Ernest - the problem here is you have given a critic more of a person than the film. Someone once said that "when we judge a person's motive, we give permission to let them judge our own motive". I have no idea what your motive is for judging Rocky, nor do I know what Rocky's motive is for loving these kids or Steve for making the film. But after watching this film - I do see children that have been rejected by others being loved and feeling loved. Thus, my heart motivates me to want to do more for the unloved in society after watching this film. 

footay
footay

Shorter Ernest Hardy - This film made me feel bad about my own character and actions.  Therefore, I have decided to say negative things about it.

TheMatt11
TheMatt11

This review is laughable and does not accurately depict the film at all. To say that Rocky is narcissistic is just untrue and irresponsible. Maybe this film wasn't what you thought it would be or thought what it should be, but your tirade is totally off base. Go see the film for yourself and be the judge.
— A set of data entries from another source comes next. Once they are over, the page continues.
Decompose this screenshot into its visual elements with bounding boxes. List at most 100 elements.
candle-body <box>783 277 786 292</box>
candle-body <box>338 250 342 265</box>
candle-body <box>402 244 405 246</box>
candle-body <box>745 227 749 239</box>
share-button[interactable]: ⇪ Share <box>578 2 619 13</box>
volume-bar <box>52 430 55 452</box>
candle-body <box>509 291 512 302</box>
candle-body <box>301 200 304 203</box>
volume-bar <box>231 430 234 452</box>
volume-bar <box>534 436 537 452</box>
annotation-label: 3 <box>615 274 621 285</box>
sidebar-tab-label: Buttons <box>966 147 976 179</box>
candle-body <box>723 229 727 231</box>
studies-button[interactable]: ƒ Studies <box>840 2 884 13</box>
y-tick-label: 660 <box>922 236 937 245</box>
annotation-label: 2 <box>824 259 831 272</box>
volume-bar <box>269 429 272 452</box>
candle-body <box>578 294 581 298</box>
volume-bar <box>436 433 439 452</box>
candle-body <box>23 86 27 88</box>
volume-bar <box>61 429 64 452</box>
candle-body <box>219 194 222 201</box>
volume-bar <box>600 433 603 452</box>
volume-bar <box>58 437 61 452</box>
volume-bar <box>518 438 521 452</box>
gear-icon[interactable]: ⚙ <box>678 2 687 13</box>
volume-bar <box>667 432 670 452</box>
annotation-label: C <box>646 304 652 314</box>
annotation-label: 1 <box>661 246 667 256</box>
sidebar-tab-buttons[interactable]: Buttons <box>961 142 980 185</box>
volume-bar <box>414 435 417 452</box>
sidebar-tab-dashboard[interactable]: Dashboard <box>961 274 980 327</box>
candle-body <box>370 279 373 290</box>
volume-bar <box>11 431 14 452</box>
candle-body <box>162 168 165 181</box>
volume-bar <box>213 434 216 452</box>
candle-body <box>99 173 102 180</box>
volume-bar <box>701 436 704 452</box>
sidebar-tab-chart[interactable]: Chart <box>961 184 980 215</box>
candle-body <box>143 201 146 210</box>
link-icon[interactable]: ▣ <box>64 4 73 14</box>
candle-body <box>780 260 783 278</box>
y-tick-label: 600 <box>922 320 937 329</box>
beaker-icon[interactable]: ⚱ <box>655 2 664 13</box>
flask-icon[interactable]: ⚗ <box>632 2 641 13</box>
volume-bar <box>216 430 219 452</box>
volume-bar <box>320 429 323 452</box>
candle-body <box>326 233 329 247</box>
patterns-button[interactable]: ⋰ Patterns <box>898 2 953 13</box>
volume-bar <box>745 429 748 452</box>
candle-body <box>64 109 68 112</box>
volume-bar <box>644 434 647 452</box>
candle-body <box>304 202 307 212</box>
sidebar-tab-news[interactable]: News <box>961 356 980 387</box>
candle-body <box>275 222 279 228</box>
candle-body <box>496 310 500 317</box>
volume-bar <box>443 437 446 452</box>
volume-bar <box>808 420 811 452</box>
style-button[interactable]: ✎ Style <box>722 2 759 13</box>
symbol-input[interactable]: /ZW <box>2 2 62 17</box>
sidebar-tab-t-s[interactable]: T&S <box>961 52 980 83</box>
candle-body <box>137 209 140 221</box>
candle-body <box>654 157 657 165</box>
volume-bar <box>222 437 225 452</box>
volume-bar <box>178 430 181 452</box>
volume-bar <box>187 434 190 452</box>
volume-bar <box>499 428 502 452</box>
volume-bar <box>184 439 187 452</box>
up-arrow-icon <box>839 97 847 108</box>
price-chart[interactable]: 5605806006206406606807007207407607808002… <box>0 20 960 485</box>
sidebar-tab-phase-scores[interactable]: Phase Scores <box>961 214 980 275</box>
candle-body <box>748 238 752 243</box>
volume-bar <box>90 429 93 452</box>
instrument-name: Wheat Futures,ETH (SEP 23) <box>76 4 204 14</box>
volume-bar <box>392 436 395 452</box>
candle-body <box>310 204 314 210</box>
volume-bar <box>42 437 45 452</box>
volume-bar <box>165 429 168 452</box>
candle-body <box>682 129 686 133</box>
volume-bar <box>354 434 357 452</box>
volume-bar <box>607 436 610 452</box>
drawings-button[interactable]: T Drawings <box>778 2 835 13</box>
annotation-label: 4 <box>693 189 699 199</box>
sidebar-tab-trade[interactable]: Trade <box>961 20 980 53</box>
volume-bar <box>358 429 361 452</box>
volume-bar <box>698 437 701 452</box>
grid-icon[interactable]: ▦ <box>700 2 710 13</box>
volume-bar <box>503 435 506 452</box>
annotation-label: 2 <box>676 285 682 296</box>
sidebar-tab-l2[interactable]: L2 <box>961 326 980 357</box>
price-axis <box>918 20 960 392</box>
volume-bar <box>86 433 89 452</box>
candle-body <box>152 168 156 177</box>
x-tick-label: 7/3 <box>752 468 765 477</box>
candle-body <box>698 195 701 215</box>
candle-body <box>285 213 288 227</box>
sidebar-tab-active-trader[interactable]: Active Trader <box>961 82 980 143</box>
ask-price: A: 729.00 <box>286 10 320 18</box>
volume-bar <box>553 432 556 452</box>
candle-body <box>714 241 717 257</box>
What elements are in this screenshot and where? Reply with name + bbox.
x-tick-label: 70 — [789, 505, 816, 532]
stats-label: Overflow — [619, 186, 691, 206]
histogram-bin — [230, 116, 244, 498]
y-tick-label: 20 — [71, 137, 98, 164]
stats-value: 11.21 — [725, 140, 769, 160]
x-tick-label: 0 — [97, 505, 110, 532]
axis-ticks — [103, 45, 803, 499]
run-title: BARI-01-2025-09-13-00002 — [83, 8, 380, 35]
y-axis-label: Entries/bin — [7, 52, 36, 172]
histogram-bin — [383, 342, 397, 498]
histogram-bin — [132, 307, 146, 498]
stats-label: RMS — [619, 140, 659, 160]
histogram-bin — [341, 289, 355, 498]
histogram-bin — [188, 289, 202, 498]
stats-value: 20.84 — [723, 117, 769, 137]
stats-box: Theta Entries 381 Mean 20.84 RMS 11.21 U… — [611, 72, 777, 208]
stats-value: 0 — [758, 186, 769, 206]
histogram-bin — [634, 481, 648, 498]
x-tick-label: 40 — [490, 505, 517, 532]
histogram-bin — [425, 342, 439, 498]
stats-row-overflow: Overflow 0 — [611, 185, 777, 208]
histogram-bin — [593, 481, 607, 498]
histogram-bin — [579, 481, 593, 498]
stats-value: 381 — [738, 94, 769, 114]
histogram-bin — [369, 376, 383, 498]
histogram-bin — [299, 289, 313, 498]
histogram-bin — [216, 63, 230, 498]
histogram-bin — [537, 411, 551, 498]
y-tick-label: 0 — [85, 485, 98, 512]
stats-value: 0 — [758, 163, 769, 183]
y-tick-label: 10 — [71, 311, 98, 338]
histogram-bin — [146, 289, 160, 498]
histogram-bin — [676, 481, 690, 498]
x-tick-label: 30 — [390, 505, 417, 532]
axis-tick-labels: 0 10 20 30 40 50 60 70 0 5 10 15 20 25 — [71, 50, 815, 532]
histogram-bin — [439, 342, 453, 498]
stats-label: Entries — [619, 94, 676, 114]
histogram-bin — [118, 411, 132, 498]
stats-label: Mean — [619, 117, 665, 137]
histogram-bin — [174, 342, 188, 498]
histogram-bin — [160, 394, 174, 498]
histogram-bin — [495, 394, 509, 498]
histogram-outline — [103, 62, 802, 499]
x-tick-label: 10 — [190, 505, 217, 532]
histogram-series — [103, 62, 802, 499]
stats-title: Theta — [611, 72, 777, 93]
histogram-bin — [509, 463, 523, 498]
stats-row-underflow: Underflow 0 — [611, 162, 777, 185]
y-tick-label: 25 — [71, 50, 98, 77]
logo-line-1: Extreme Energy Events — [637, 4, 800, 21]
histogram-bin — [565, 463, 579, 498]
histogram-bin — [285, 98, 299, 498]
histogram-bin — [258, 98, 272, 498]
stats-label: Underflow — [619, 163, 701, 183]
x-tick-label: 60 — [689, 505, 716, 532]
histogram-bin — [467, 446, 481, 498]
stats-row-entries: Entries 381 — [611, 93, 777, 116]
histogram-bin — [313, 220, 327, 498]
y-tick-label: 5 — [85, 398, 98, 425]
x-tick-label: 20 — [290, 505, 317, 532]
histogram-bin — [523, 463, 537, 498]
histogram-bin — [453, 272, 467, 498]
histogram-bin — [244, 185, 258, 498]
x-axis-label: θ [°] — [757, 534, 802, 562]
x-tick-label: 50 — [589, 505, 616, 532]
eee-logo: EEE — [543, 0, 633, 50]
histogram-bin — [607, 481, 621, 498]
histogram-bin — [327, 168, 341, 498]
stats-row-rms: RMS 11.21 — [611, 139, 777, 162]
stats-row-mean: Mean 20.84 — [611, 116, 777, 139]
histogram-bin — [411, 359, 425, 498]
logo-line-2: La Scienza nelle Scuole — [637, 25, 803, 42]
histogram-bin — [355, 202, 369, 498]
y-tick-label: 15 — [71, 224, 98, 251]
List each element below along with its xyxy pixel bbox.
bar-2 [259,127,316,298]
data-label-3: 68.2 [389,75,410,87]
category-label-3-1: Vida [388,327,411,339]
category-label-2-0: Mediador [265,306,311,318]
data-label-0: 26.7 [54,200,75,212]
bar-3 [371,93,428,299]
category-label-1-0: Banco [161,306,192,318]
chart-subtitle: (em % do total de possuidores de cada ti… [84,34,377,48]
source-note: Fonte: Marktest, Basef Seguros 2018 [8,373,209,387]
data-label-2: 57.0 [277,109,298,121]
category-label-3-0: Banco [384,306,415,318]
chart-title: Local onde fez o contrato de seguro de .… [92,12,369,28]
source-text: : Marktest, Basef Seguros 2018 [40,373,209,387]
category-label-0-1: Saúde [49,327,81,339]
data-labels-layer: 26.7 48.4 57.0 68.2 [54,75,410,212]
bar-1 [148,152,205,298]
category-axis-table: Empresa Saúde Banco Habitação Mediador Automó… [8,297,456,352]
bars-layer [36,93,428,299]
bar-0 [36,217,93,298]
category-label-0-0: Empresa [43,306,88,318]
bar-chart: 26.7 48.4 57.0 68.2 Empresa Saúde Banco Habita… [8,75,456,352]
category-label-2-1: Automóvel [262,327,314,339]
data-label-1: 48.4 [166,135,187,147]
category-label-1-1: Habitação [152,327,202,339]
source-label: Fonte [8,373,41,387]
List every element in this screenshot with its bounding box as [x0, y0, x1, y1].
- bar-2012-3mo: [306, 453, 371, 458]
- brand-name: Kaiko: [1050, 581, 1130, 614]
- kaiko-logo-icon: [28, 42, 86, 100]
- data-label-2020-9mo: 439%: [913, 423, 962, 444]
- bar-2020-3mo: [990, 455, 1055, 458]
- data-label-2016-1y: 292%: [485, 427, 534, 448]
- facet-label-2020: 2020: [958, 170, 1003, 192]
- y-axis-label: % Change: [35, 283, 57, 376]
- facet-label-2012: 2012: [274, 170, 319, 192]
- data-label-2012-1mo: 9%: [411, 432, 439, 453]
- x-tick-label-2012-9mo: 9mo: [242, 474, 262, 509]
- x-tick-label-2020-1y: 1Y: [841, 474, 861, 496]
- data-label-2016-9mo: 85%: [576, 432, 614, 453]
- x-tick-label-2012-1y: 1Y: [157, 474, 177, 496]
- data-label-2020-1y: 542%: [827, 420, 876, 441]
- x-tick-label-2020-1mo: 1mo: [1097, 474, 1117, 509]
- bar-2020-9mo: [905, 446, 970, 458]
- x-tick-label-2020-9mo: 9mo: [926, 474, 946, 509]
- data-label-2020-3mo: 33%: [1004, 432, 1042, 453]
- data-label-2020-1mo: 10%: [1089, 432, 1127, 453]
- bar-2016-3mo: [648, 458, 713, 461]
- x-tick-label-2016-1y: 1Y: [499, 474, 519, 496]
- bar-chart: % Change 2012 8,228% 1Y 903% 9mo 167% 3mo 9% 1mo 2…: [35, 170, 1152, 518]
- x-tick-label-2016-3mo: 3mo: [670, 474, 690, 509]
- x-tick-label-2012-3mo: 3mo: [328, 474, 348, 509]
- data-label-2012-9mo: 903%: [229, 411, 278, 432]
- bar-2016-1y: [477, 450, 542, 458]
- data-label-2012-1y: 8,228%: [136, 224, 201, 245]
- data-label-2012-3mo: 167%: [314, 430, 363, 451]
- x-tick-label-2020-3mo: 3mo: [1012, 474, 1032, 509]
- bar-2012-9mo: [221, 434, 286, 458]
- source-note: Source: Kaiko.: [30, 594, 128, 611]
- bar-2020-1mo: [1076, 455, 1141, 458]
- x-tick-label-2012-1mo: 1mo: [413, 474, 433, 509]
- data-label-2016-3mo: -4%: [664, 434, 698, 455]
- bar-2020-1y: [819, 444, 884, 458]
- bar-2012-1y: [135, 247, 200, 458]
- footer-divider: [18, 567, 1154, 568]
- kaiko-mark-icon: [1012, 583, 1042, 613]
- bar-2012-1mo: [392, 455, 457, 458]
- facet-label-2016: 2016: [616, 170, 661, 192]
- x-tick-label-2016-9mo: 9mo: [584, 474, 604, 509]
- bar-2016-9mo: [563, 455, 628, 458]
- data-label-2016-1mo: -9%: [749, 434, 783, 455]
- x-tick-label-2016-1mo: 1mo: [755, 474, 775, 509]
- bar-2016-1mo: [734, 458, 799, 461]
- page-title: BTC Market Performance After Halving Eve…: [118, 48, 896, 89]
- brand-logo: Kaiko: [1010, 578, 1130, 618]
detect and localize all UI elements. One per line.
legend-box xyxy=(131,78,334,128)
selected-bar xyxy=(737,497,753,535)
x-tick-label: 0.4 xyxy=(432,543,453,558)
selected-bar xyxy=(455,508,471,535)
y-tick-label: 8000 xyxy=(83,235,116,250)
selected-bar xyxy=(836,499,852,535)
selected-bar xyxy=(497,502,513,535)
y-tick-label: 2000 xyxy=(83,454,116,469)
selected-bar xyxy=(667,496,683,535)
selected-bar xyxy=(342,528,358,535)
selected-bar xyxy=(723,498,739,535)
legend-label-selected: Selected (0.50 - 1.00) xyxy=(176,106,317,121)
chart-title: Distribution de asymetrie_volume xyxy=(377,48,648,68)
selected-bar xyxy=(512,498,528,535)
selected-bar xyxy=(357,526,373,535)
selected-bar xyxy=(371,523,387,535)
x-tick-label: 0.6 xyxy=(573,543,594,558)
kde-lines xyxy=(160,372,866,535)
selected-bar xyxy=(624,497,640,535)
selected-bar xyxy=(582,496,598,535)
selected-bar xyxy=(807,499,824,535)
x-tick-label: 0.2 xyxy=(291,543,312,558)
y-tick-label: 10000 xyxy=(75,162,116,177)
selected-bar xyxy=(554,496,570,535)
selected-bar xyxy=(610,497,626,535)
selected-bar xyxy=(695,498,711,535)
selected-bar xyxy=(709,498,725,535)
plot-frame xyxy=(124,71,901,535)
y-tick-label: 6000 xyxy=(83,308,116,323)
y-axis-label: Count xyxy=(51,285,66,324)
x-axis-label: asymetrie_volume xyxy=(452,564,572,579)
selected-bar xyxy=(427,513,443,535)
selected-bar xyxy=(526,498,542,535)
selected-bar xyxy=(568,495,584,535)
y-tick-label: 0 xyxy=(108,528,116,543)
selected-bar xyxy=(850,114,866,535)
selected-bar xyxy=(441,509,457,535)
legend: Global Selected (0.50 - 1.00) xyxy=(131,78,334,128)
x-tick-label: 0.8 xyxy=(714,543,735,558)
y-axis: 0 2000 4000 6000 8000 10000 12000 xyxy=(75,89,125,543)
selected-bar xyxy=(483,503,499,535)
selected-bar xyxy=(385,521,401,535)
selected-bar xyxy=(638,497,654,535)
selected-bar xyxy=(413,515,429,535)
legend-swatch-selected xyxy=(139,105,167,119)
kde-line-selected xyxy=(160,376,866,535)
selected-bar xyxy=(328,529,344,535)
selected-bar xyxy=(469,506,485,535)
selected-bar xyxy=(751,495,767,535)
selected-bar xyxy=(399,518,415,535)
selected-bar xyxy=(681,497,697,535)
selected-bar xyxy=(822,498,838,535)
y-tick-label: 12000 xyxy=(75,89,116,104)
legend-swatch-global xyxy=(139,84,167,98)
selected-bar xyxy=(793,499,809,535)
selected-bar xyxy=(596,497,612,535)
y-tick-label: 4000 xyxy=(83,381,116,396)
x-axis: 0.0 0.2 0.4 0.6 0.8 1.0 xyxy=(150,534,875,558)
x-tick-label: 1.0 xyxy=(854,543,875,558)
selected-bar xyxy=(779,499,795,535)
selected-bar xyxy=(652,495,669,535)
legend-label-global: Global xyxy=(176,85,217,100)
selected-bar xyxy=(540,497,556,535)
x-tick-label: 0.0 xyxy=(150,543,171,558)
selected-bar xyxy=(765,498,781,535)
Do not take this review seriously.

drm42
drm42

This is one of the most idiotic, cynical & CLUELESS critiques I've ever read.  Cynicism is easy.  The points you made don't even deserve a response.  You obviously missed so much else you must have your head up your arse.  Don't give up the day job Erny

cooganalaska
cooganalaska

I also disagree with Ernest Hardy's essay.   I just don't see how Rocky's loving care (and exposure to) the little boy Surya could be described as narcissistic.   I believe Hardy's essay is a cynical distortion of the young man's true endeavor.   Living as he does, immersed in the lives of the children, just does not seem contrived or temporal.     

kfaeldon04
kfaeldon04

It seems as if you went to watch this film with biased opinions already. Yes, he is a white man that travelled to find "himself" and find "meaning in his life" and you know what? he did! He is not portrayed as the white savior you talk about, he is portrayed as a brother/father to those children and women in the orphanage. He wasn't just one of these travelers who stop by days or weeks at a time. He was there to stay and he proved that by coming back every single time. Yes he does have moments "looking forlornly into the camera and into the distance", so what!? After experiencing what his going through when your not familiar with these hardships, I thinks it's only fair for him to behave this way. His also constantly being filmed, so I doubt he had much privacy. Anyways when he was having his moments and gathering his thought, the film watchers also needed time to digest what they saw. The film is definitely heartwarming. Watch the film!

FunnyBoy
FunnyBoy

Wow, COMPLETELY disagree.  This critic seems to have expected a different film than the one he walked into, and couldn't come to terms with the fact that what he saw was not what he expected.  Go see this film and judge for yourself.